Hopefully the application becomes clear when we turn the problem on it’s head and perform inference. For example, I generate some data by running a single simulation of the model with parameters $\sigma = 10$, $\beta = \frac{8}{3}$, and $\rho = 28$. Then this data is given to the neural network whose parameters now generate distributions from which I can take a number of samples (e.g. 1000 samples). If I then plot these density of the samples, which are now in the parameter space you can easily see that the neural network returns values very close to the ground truth.

This is a toy example, but not a trivial one. The Lorenz system has chaotic dynamics which are common in a lot of systems found in nature. The ability to infer parameters from systems from which we can only measure chaotic and unpredictable observations is very interesting. In a follow-up post I will dive into how the same technique can be applied to infer neural activations from brain activity measurements.

Notes

• The search space grows very fast with the number of parameters that are of interest for the inference.
• The quality of the inference depends heavily on the quality and diversity of the simulations used for training.
• Choosing appropriate summary statistics is crucial for the performance of the neural density estimator.
• It is important to validate the trained model with independent test data to ensure its generalizability.
• Hyperparameter tuning of the neural network can significantly impact the accuracy of the inferred parameters.
• Visualization of the inferred parameter distributions can provide insights into the uncertainty and (marginal) correlations between parameters.
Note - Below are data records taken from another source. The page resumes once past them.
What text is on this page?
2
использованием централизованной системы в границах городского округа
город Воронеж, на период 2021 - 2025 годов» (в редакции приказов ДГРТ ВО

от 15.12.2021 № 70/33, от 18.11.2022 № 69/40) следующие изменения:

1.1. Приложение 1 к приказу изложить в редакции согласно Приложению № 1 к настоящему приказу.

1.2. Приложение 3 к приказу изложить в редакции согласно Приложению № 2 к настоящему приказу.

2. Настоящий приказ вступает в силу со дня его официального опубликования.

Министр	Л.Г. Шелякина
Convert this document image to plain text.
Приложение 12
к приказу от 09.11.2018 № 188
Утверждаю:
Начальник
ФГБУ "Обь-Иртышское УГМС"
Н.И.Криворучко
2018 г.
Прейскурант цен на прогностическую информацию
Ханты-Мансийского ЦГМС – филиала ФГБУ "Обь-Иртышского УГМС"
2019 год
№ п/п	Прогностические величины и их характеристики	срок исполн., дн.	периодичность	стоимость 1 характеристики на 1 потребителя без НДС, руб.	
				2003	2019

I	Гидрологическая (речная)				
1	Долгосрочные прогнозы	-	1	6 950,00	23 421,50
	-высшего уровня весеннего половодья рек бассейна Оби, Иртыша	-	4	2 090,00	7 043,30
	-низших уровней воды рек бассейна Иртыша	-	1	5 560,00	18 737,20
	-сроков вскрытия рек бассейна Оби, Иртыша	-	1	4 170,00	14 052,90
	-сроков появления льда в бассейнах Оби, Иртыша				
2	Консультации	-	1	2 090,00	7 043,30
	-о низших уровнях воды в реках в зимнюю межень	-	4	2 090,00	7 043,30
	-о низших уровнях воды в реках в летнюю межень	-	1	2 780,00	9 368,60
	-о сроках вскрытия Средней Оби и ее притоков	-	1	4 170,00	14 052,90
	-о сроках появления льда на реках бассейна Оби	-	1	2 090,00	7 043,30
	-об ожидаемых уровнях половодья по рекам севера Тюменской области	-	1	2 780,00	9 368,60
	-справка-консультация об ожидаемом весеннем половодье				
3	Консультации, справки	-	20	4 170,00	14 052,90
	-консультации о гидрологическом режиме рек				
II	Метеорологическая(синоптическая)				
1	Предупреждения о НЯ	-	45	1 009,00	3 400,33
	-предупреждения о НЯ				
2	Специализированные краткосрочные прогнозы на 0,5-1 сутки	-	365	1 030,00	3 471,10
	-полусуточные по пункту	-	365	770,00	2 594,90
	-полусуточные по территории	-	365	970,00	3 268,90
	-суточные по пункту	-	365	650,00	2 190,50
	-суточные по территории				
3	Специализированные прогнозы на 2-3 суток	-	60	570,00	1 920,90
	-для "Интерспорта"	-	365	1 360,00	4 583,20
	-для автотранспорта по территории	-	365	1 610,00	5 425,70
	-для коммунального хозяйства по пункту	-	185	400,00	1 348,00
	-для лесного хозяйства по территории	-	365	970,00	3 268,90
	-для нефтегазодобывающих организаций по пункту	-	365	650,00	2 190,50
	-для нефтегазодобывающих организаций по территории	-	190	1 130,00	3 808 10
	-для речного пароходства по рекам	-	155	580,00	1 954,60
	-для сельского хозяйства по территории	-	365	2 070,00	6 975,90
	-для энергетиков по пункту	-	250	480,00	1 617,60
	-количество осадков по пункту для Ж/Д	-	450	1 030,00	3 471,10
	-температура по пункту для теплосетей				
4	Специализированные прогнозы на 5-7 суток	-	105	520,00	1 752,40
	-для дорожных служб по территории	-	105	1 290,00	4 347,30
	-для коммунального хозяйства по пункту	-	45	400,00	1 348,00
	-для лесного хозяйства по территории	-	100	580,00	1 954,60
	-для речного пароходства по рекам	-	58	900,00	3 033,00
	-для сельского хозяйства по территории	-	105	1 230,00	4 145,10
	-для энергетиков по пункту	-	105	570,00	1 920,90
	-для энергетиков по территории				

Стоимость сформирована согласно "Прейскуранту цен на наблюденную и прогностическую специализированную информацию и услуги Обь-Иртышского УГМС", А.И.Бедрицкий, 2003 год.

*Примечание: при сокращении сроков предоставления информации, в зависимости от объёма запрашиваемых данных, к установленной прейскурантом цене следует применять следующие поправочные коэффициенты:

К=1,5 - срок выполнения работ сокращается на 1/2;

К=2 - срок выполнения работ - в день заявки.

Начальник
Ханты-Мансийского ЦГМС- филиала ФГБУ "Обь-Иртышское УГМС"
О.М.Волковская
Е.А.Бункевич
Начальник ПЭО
The code for this little experiment is publicly available on GitHub.

References

1. Papamakarios, G., Nalisnick, E., Rezende, D. J., Mohamed, S., & Lakshminarayanan, B. (2019). Normalizing Flows for Probabilistic Modeling and Inference. Journal of Machine Learning Research, 22(57), 1-64.
2. Cranmer, K., Brehmer, J., & Louppe, G. (2020). The frontier of simulation-based inference. Proceedings of the National Academy of Sciences, 117(48), 30055-30062.
3. Lorenz, E. N. (1963). Deterministic nonperiodic flow. Journal of the Atmospheric Sciences, 20(2), 130-141.